Thailand's Pattaya Beach, one of Asia's largest resort areas, is disappearing at the stunning rate of more than 6.5 feet (2 meters) per year, gobbled up by erosion caused by ocean currents and encroaching urban development.
Located on the Gulf of Thailand about 90 miles (150 kilometers) southeast of Bangkok, Pattaya Beach a destination for sun-seekers, golfers and those in search of racy nightlife could disappear in less than five years , Thai scientists are saying, according to the news service Reuters.
"If we do nothing about it, the beach will disappear in the near future you can see that (in) some areas the beach has already gone," Thanawat Jarupongsakul, a marine and coastal erosion expert at Bangkok's Chulalongkorn University, told Reuters.
In 1952, beachgoers frolicked on 115 feet (35 meters) of sand. Now 10 to 16 feet (3 to 5 meters) of beach remains.
Thanawat said up to 7.76 million cubic feet (220,000 cubic meters) of sand would be needed to widen the shore.
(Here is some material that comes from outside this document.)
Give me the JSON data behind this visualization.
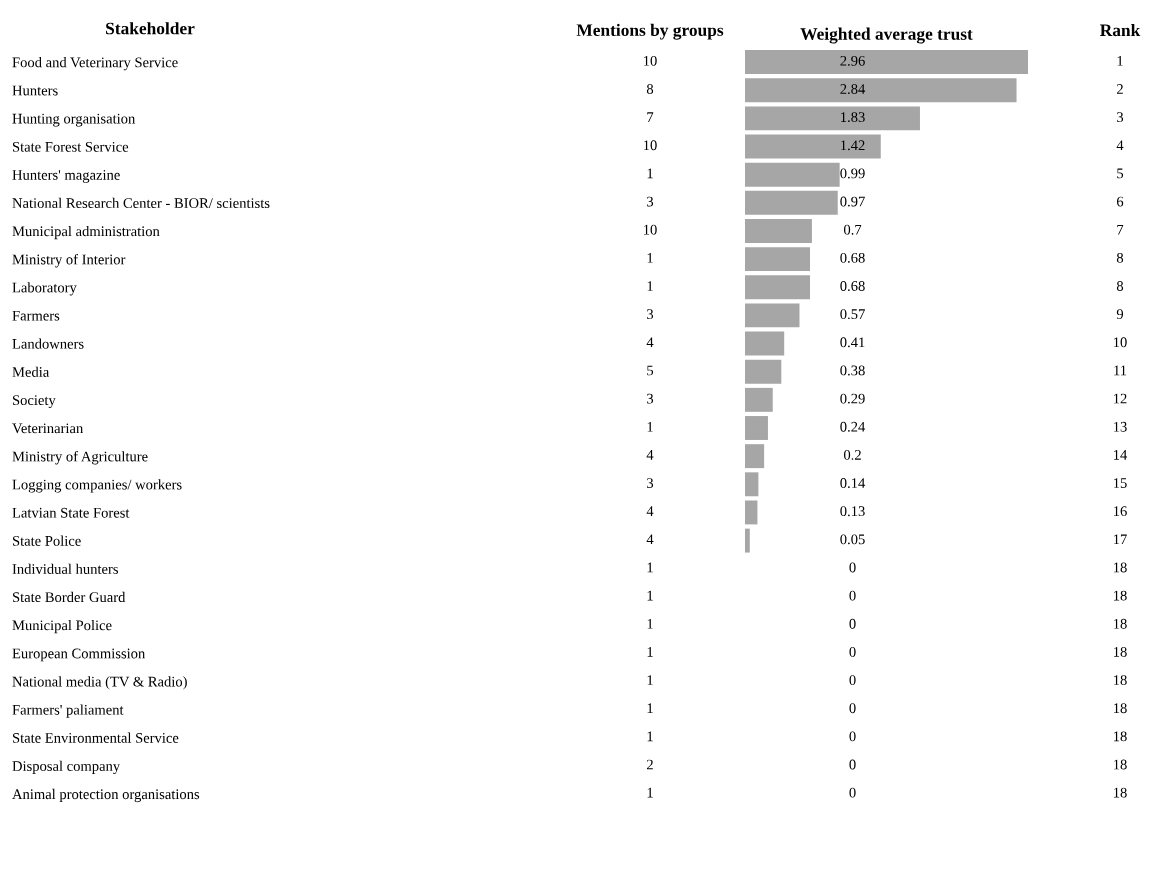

The added sand would extend the beach more than 100 feet (30 m) into the gulf. A further 5.3 million cubic feet (150,000 cubic meters) will be required every 15 years to prevent further shrinking, Reuters reported.
"Many countries have done this," Thanawat said, adding that, in the past, authorities would have built some sort of structure to halt erosion, but an ugly addition to the beach could have many negative effects.
The sand plan could cost more than $19 million (600 million baht).
"If we have (the) budget, I think this project could be finished in one to two years," Thanawat said.